3. Oracle Price Mechanism vs. Traditional Matching System
Hyperliquid's contract prices use the marked price provided by oracles, rather than determining prices through gradually matching market orders like centralized exchanges. This brings two key issues:
- Unable to rely on order book depth to buffer large trades ------ In CEX, large market orders need to sequentially consume limit orders, leading to slippage, while Hyperliquid's price is calculated by oracles, allowing the whale to build positions directly at this price without being affected by market depth.
- High leverage accelerates market price fluctuations ------ Since the liquidation mechanism is also based on oracle prices, when the whale holds a high-leverage position, even slight market fluctuations can quickly trigger liquidation, creating a chain reaction that further exacerbates market turmoil.

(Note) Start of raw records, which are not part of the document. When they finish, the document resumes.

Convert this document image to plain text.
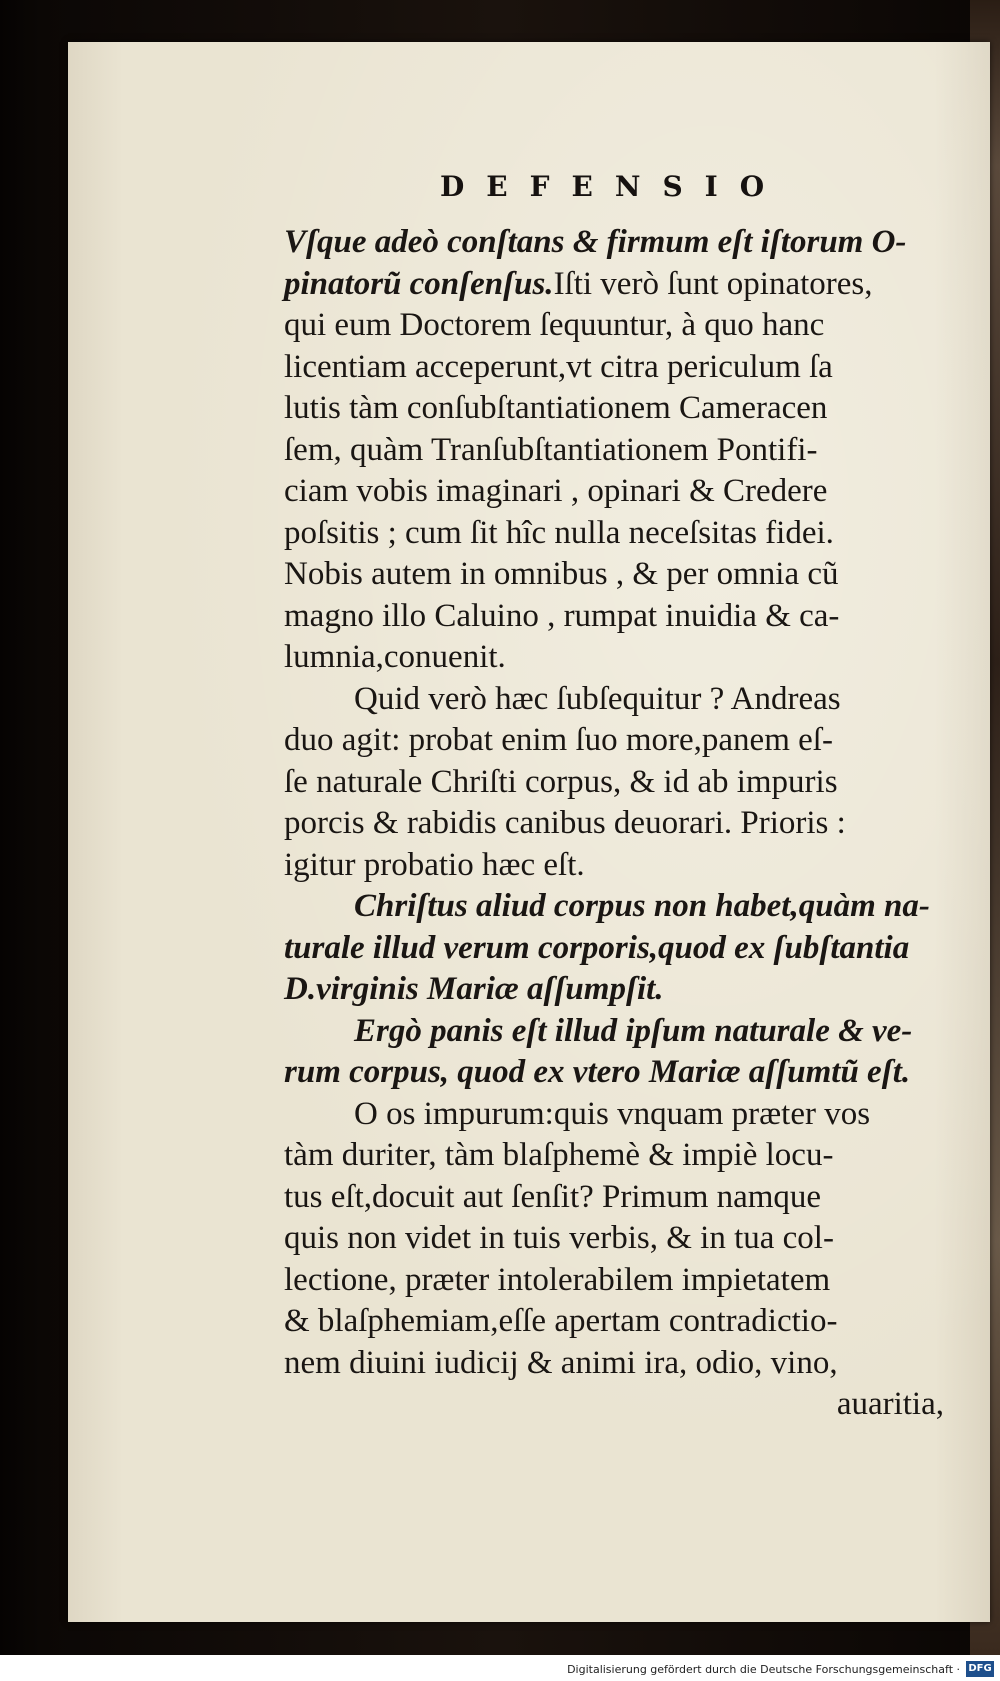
DEFENSIO
Vſque adeò conſtans & firmum eſt iſtorum O-
pinatorũ conſenſus.Iſti verò ſunt opinatores,
qui eum Doctorem ſequuntur, à quo hanc
licentiam acceperunt,vt citra periculum ſa
lutis tàm conſubſtantiationem Cameracen
ſem, quàm Tranſubſtantiationem Pontifi-
ciam vobis imaginari , opinari & Credere
poſsitis ; cum ſit hîc nulla neceſsitas fidei.
Nobis autem in omnibus , & per omnia cũ
magno illo Caluino , rumpat inuidia & ca-
lumnia,conuenit.
Quid verò hæc ſubſequitur ? Andreas
duo agit: probat enim ſuo more,panem eſ-
ſe naturale Chriſti corpus, & id ab impuris
porcis & rabidis canibus deuorari. Prioris :
igitur probatio hæc eſt.
Chriſtus aliud corpus non habet,quàm na-
turale illud verum corporis,quod ex ſubſtantia
D.virginis Mariæ aſſumpſit.
Ergò panis eſt illud ipſum naturale & ve-
rum corpus, quod ex vtero Mariæ aſſumtũ eſt.
O os impurum:quis vnquam præter vos
tàm duriter, tàm blaſphemè & impiè locu-
tus eſt,docuit aut ſenſit? Primum namque
quis non videt in tuis verbis, & in tua col-
lectione, præter intolerabilem impietatem
& blaſphemiam,eſſe apertam contradictio-
nem diuini iudicij & animi ira, odio, vino,
auaritia,
Digitalisierung gefördert durch die Deutsche Forschungsgemeinschaft · DFG
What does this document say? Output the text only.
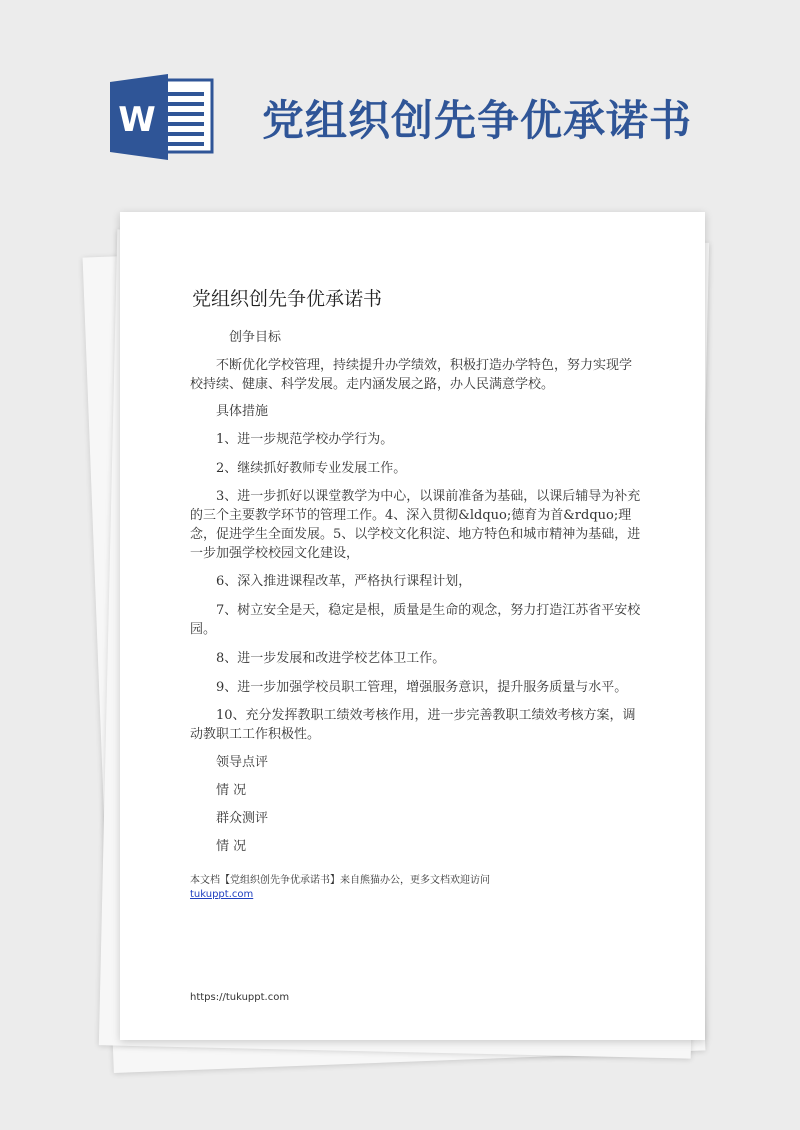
W	党组织创先争优承诺书
党组织创先争优承诺书

创争目标

不断优化学校管理，持续提升办学绩效，积极打造办学特色，努力实现学校持续、健康、科学发展。走内涵发展之路，办人民满意学校。

具体措施

1、进一步规范学校办学行为。

2、继续抓好教师专业发展工作。

3、进一步抓好以课堂教学为中心，以课前准备为基础，以课后辅导为补充的三个主要教学环节的管理工作。4、深入贯彻&ldquo;德育为首&rdquo;理念，促进学生全面发展。5、以学校文化积淀、地方特色和城市精神为基础，进一步加强学校校园文化建设，

6、深入推进课程改革，严格执行课程计划，

7、树立安全是天，稳定是根，质量是生命的观念，努力打造江苏省平安校园。

8、进一步发展和改进学校艺体卫工作。

9、进一步加强学校员职工管理，增强服务意识，提升服务质量与水平。

10、充分发挥教职工绩效考核作用，进一步完善教职工绩效考核方案，调动教职工工作积极性。

领导点评

情 况

群众测评

情 况

本文档【党组织创先争优承诺书】来自熊猫办公，更多文档欢迎访问
tukuppt.com
https://tukuppt.com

4. Bug in the Liquidation Mechanism: Self-Exploding Liquidation Transfers Losses to the Platform
After floating profits, the whale chose to withdraw most of the principal and profits, actively pushing up the liquidation price, making the remaining position very likely to trigger liquidation.
Once liquidation occurs, the HLP must take over the position at the liquidation price, resulting in some losses being transferred to the platform. In this model, the whale effectively used the platform's mechanism for arbitrage, obtaining substantial profits in the early stages and ultimately shifting the losses to the platform and remaining liquidity providers.
Where Do On-Chain Derivative Exchanges Go from Here?
The Hyperliquid incident undoubtedly exposed the systemic risks of on-chain derivative exchanges in a high-leverage environment.
While decentralized exchanges provide a permissionless and transparent trading environment, allowing users to trade with leverage freely, the existing mechanisms also give whales the opportunity to manipulate the market. The combination of high leverage and oracle pricing not only allows whales to leverage the market but may also shift the final losses to the platform and liquidity providers.
After this turmoil, although Hyperliquid has adjusted its rules, it currently seems to be a stopgap measure that does not address the fundamental issues.
We can't help but ask, can active market-making models like HLP really counter whale strategies? Or does the future liquidity provision model need a complete overhaul, introducing stronger risk hedging mechanisms?
How to better balance safety risk control mechanisms with the advantages brought by decentralization may be the real issue that Hyperliquid needs to solve.